A $10.8 million grant from the Texas Enterprise Fund (TEF) was integral to the new Samsung semiconductor facility in Austin that is bringing 900 new jobs. A $22 million TEF grant was awarded to Rackspace Managed Hosting as part of the state and local efforts to secure the company's expansion and rejuvenate the Windcrest-San Antonio area. Joining the many companies who have headquarters in the Dallas area, Comerica, Inc. is relocating its company headquarters from Detroit to Dallas, making it the state's largest bank holding company with its headquarters in Texas. The company will create more than 200 new high-paying headquarters jobs. Hilmar Cheese Company's state-of-the-art cheese factory in Dalhart is bringing nearly 2,000 jobs to the Texas Panhandle over the next 10 years. The regionalization related to this project is phenomenal. Amarillo, about an hour's drive away, will also benefit from workers shopping and visiting, and we are already seeing results in the form of other industries like milk producers and other industry-related firms.
The Emerging Technology Fund allows us to bring the best scientists and researchers to Texas, thus attracting high-tech jobs and helping startup companies get off the ground faster and remain here in Texas.
Q. Are you using a cluster approach?
A. In 2003, our legislative body asked us to identify and define industry clusters that are important to the state, and in 2004, the following clusters were identified: aerospace and defense; energy; biology and life sciences; petroleum refining and chemical products; information and computer technology; and advanced technology and manufacturing.

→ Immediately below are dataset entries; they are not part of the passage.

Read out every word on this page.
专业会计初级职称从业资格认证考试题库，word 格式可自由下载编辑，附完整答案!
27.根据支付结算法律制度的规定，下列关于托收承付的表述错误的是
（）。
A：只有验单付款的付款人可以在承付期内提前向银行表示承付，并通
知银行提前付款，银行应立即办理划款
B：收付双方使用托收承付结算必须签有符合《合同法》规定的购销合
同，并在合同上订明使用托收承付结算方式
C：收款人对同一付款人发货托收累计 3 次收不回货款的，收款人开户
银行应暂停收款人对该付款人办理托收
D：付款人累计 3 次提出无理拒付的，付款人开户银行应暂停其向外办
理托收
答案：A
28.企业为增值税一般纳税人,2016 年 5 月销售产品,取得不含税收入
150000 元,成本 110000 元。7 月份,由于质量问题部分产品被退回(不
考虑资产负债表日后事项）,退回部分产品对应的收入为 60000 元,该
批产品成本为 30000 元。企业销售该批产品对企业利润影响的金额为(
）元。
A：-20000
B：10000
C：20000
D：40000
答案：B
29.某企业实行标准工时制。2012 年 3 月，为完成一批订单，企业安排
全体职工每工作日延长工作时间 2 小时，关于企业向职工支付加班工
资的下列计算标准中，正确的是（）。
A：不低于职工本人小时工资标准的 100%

The automotive industry is captured under manufacturing. We have had a GM plant located in Texas for over 50 years, and a few years ago landed a major Toyota manufacturing plant in San Antonio, Texas. We are now seeing continued interest in our state related to that industry as well as other industries.
Q. What about exports and foreign direct investment?
A. We are excited about what we are doing in the international arena. The fact of the matter is for the fifth year in a row, we are the number-one exporter in the United States. We export over $150 billion in products such as computers and electronics, chemicals, and machinery and transportation equipment. Our top export countries are Mexico and Canada, followed by a host of Asian-Pacific countries. We have maintained an office in Mexico for over 25 years.
NAFTA is very important to us and we aim to take advantage of our strategic geographical location. We are also beginning to experience a high level of activity centered around maquiladora communities as major companies are beginning to revisit the cost and experience of doing business in other countries besides Mexico.
We are continuing to ramp up our recruitment of foreign direct investment to Texas. We recently returned from a successful business recruitment/trade mission to Mexico with our governor, secretary of state, and railroad commissioner, where we were received by the U.S. ambassador to Mexico (who happens to be a Texan). The governor and delegation also met with the minister of energy and a number of governmental officials with an energy-related focus. In addition, the governor had an opportunity to meet with the president of Mexico about our activities in Texas.
There were over 75 Mexican companies that attended our "Invest in Texas" seminar.